When King Ptolemy of Egypt gathered seventy-two Jewish elders and placed them in separate rooms, commanding each to translate the Torah into Greek, a miracle occurred. The Talmud (Megillah 9a) records that every single elder, working independently, produced the exact same translation — including the exact same deliberate changes to the text.

These changes were not errors. They were strategic. In several places, the literal Hebrew could have been misunderstood or exploited by hostile readers. So God placed identical thoughts into the minds of all seventy-two scholars, guiding them to adjust the same passages in the same way.

For example, where the Torah begins "In the beginning God created" (Genesis 1:1), the elders translated it as "God created in the beginning" — rearranging the words to prevent anyone from claiming that a being called "In the beginning" created God. Where the Torah says "Let us make man" (Genesis 1:26), they wrote "I shall make man" — eliminating the plural that might be twisted to support the idea of multiple gods.

The sages regarded this event with deep ambivalence. On one hand, the miraculous unanimity proved divine guidance.

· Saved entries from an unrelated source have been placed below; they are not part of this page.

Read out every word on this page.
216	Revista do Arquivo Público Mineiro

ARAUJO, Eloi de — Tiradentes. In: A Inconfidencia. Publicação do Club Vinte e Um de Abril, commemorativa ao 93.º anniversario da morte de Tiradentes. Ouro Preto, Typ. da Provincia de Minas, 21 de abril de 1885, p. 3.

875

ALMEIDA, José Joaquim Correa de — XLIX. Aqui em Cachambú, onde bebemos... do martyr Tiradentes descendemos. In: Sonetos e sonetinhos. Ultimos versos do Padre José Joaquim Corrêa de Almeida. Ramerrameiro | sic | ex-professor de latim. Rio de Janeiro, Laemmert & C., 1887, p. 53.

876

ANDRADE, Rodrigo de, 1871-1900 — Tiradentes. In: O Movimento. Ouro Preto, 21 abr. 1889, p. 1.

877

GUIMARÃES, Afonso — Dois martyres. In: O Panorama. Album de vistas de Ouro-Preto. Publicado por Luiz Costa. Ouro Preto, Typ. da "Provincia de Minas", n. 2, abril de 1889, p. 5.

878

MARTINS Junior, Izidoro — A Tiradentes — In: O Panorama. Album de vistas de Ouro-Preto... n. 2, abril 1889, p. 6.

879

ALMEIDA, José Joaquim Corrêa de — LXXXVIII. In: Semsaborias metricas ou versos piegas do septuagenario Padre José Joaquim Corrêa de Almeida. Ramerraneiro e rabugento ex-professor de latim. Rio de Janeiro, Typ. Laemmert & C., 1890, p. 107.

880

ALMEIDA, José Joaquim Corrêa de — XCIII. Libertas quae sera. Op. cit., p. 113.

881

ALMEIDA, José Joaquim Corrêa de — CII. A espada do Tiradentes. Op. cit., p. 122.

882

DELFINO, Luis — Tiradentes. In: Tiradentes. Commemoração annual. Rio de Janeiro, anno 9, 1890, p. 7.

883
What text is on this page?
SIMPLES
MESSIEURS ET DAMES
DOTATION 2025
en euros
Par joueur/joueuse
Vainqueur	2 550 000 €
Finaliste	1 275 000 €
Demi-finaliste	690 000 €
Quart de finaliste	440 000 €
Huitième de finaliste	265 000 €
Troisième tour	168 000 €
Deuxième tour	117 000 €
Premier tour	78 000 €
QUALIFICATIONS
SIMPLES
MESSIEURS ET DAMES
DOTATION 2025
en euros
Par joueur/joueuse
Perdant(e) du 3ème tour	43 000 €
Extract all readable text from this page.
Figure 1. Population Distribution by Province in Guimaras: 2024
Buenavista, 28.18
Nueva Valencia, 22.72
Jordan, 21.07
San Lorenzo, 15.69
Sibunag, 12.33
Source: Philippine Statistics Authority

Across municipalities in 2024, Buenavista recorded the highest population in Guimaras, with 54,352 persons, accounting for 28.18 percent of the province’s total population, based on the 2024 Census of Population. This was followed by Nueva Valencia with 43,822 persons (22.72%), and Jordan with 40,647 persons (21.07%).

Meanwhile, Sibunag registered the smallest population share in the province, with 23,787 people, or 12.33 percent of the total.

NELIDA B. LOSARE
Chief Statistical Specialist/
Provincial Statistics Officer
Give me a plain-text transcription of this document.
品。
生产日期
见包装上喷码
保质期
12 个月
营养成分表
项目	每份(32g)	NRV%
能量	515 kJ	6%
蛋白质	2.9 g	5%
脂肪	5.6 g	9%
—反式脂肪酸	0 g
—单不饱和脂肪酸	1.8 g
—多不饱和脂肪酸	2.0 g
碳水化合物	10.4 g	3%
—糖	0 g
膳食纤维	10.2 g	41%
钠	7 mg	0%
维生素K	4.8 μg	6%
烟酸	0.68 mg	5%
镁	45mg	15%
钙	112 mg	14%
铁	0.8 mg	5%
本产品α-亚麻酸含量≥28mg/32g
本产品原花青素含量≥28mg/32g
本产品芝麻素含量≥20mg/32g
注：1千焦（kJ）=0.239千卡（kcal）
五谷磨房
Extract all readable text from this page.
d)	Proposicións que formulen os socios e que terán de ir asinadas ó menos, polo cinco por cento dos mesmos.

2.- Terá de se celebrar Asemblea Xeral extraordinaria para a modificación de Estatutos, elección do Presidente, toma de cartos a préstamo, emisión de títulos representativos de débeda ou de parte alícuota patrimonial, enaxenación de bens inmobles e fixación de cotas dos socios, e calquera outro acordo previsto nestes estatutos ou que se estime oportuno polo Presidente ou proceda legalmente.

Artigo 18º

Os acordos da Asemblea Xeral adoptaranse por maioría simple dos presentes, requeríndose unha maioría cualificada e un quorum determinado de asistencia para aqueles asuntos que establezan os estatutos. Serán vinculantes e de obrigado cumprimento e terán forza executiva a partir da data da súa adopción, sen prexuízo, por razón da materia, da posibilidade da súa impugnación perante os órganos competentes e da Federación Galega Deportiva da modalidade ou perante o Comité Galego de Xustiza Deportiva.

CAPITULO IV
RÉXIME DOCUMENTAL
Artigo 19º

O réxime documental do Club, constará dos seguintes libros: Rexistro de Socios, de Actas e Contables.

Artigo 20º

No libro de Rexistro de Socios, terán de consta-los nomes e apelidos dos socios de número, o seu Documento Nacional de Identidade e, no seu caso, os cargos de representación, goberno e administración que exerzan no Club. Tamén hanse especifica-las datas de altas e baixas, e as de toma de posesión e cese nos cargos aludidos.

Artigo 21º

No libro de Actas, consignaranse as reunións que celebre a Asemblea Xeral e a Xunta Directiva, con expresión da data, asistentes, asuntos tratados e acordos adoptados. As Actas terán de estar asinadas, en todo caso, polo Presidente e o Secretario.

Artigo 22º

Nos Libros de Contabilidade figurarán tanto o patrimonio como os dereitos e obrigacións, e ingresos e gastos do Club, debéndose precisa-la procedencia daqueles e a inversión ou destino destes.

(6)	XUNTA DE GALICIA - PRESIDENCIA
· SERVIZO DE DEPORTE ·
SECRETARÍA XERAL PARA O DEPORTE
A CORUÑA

On the other, the translation of Torah into Greek was compared to the day the Golden Calf was made — a necessary concession that nonetheless diminished something sacred. Torah in Hebrew was alive; Torah in translation was a shadow, accurate but incomplete.

The day of the translation, some rabbis taught, was as grievous for Israel as the day the Calf was built. What is gained in accessibility is lost in depth.